Each chapter builds on the “Systems Approach to Fire Protection” explained in Chapter 3 to show how manual fire suppression equipment, automatic fire detection and alarm systems, sprinkler systems, fire protection water supplies, and special fire extinguishing systems, such as clean agents and water mist, are melded together to address site-specific fire protection needs and concerns. Two of the last chapters, “Management Fire Control Programs” and “Pre-emergency Planning,” explain facility management’s role in developing and implementing loss control measures and programs to address the employee actions needed to maintain the highest level of facility fire safety.
The last chapter explains the unique fire loss control concerns of information technology equipment and operations, warehousing and storage facilities, flammable and combustible liquids, and combustible dust. Throughout the text, conversations between a “Wise Old Fire Protection Engineer” and a “Brash Young Fire Protection Engineer address many common fire protection and fire risk management questions, concerns, and misconceptions.
This book will benefit facility managers, plant/facilities engineering personnel, fire protection professionals, and individuals who work in virtually any aspect of fire protection, including those in the public fire service.

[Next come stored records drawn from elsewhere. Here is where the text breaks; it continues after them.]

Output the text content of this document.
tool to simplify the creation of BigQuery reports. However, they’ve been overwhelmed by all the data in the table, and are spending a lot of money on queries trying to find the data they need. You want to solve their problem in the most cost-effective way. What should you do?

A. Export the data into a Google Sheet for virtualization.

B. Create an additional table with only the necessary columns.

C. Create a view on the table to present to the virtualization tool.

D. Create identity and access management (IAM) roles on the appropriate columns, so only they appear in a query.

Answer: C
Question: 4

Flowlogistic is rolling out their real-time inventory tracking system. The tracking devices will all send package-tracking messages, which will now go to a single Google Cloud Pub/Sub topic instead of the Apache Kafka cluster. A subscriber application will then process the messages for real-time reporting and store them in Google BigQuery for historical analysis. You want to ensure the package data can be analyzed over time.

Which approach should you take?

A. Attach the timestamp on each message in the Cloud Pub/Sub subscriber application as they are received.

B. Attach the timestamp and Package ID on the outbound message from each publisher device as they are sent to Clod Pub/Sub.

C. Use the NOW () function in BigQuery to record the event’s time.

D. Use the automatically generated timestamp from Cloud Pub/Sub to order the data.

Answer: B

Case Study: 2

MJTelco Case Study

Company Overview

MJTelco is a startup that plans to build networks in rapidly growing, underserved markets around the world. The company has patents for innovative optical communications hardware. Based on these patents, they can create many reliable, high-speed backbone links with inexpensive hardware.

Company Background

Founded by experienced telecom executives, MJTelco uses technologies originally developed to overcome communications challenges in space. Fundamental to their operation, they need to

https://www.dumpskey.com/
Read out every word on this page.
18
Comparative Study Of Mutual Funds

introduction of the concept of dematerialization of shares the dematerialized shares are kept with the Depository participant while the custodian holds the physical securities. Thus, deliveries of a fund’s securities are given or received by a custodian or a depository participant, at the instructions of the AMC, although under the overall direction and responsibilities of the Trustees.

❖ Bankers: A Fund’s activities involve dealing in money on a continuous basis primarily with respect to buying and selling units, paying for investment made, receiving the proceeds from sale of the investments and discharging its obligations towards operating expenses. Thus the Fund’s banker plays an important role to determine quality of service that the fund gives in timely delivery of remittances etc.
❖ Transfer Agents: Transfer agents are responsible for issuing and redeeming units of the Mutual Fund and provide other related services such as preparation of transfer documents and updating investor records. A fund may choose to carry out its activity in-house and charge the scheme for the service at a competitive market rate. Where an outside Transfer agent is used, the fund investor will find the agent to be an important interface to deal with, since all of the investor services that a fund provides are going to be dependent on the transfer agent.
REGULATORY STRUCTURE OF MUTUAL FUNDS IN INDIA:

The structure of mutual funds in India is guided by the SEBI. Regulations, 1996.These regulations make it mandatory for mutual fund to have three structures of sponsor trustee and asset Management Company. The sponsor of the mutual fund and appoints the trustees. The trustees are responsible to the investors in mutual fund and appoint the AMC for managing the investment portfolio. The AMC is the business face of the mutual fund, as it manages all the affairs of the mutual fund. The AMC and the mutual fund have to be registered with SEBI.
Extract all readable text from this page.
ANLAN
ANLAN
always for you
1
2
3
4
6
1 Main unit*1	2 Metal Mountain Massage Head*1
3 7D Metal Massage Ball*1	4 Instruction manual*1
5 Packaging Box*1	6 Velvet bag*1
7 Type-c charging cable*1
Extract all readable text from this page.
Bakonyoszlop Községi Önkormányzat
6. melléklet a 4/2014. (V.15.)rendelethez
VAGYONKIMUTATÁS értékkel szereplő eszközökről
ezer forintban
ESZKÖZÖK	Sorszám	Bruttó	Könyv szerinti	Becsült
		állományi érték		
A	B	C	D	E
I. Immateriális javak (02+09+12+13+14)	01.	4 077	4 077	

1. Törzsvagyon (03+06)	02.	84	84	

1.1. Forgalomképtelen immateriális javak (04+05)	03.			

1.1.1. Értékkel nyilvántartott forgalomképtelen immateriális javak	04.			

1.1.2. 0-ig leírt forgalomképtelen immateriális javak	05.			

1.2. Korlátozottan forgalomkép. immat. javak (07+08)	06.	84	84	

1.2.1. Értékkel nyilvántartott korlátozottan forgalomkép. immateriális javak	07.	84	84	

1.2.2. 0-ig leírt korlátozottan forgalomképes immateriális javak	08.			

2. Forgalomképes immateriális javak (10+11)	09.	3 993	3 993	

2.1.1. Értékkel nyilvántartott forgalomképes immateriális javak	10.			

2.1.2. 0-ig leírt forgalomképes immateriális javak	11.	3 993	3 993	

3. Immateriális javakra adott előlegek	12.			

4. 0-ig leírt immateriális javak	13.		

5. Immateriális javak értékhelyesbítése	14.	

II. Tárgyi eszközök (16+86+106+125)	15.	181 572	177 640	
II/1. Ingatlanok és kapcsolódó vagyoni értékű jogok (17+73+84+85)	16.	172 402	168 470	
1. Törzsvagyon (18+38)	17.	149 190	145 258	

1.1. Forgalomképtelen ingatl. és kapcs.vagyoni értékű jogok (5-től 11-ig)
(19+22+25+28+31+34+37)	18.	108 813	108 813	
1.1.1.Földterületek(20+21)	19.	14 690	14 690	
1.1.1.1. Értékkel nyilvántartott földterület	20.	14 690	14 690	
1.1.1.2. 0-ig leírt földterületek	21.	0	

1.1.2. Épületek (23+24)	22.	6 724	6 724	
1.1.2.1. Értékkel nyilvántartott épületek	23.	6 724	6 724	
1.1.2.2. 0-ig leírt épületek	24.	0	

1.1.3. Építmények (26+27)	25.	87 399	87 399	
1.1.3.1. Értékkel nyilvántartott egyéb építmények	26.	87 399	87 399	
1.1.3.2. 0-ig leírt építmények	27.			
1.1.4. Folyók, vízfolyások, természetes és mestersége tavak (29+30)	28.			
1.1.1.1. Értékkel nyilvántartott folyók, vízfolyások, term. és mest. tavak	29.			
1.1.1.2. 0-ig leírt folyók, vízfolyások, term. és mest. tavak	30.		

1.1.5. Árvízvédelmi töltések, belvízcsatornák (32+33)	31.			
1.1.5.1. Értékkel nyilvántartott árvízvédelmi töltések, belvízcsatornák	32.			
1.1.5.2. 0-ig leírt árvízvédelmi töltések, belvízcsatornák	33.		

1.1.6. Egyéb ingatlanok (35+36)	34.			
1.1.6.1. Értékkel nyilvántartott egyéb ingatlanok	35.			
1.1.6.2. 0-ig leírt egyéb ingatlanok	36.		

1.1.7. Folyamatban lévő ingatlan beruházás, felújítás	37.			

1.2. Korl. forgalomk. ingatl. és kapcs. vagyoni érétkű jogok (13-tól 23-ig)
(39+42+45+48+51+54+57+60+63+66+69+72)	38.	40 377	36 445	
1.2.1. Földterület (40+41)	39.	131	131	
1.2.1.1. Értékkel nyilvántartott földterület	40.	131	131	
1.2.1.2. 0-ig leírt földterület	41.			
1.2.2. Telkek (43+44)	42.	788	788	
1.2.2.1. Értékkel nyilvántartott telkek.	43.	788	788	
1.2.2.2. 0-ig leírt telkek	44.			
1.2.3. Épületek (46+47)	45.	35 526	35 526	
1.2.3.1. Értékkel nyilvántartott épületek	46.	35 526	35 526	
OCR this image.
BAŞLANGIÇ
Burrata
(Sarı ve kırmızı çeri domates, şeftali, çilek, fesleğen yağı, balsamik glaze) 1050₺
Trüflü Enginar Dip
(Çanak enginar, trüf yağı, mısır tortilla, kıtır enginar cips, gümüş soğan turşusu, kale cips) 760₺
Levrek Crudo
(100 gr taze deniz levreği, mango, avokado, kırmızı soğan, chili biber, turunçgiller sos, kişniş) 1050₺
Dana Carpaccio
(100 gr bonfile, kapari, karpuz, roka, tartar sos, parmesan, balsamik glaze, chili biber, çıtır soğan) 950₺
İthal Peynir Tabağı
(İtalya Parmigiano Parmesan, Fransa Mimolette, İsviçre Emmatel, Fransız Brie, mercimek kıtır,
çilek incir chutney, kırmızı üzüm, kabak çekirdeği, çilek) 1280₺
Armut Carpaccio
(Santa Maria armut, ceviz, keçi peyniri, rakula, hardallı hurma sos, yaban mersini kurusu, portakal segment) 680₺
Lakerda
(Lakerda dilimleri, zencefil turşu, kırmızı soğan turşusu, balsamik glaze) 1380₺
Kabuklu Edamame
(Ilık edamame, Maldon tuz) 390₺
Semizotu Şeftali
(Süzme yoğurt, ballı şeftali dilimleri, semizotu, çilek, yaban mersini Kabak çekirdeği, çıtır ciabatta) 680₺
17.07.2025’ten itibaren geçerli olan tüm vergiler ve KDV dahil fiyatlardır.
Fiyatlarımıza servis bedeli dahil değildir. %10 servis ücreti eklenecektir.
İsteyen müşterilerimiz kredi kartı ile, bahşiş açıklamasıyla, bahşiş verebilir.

The author, Jeffrey Moore, PE, FSFPE, is a licensed fire protection engineer with over forty years of experience in fire protection engineering, fire protection system design, fire code consulting, industrial loss control, and fire and loss investigation. He has also been involved with fire protection education and training for more than thirty-five years, developing and teaching training programs for Industrial Risk Insurers, the National Fire Protection Association, the Society of Fire Protection Engineers, and many other organizations.